I’ve been thinking about the nature of deity lately, inspired partly by some really interesting conversation on my the Cauldron and partly by a post on Aedicula Antinoi. This is a philosophy that I’ve been dancing around, off and on, since my early college days. I think it gets a little clearer every time I come back around, but I’m biased.

I’m guessing you’ve all heard of Plato’s Cave, right? It’s this little store where you can sell your name-brand stuff…

No, wait, that’s his closet. His cave is a metaphor, not a store. It talks about how the physical reality we think we experience is, in fact, mere echoes of a higher plane full of more “perfect” ideal forms .

I’ve been thinking about how this also applies to the gods. To mutilate the cave imagery a little further, you can think of it this way. We all start down on the floor of the cave, where the shadows are. The stalagmites growing up from the ground are “small gods” – land spirits, ancestors, tribal deities, boddhisattva, maybe even some monks and magicians; they’re those that know there’s something above them and reach for that magic.

The Platonic ideals of deities- the Trickster, the Maker, the Wandering Storyteller, the Dark Lady, the Enlightened One- are, with all the other Platonic ideals, outside the cave, shining in. These are archetypes, and they stretch back to the Powers, the original elements that derive from the first principles. They can even make inroads to the rest of us inside the cave, reaching down with the drops of water to create the stalactites.

Sometimes a stalactite and a stalagmite meet, and form a column that reaches from the dark floor of the cave up to the light, and a local deity taps into the power and energy of the archetypes. These are the names that resonate through the centuries – G_d and Moses and Jesus, Krishna and Kali, the Buddha and Kuan Yin, Coyote and Raven, Athena and Osiris and Thor and Brigid, and on and on. Connections rise, swell, falter and fall.

You see this in some varieties of Buddhism, Taoism and Hinduism, where demons and humans can become gods, and gods can be demoted or killed or choose to return to Earth and are sent through the same cycle of karma as everyone else.

I think that was the appeal of Waincraft for me- it’s rare to see any religion at all that synchronizes to the degree that Waincraft does these days without being completely without structure. I don’t think Waincraft itself is quite right for me either, I'm a little too [[informal]], but it’s close, and it’s nice to see it out there.

It’s not just small gods and wights that can reach up for these archetypes, though.

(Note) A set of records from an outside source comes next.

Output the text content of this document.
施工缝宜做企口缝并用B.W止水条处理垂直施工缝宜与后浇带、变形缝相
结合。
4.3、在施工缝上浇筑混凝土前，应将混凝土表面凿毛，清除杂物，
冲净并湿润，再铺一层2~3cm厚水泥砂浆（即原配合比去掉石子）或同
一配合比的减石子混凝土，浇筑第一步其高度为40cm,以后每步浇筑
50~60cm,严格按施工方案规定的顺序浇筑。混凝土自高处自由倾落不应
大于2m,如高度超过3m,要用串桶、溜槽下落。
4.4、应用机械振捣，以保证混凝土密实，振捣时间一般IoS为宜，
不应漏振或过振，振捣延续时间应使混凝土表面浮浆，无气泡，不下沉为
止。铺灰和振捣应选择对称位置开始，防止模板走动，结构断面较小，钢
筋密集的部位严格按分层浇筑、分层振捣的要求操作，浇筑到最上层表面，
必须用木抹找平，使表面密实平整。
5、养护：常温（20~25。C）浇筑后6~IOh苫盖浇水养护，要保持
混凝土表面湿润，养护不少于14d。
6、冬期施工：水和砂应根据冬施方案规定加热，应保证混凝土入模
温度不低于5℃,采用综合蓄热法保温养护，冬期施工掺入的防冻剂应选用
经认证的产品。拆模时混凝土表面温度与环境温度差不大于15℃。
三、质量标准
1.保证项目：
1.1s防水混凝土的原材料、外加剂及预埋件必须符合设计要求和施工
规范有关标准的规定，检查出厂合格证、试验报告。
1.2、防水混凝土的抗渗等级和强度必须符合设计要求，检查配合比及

Anybody who’s played RPGs of any flavor can name some – Fighter, Mage, Priest, and Thief are the obvious ones. A couple of people have pointed out to me lately that Alchemist has been echoing around me. We can just as easily reach for and invoke the Ideals in our spiritual search and draw them into ourselves.

This is where it ties back around into the [[firebird]] work for me. It’s archetypal work, drawing on things within myself and things within the universe. Bringing forward the parts of myself that resonate with the idea of the Firebird helps me understand my own strengths and what I’m capable of.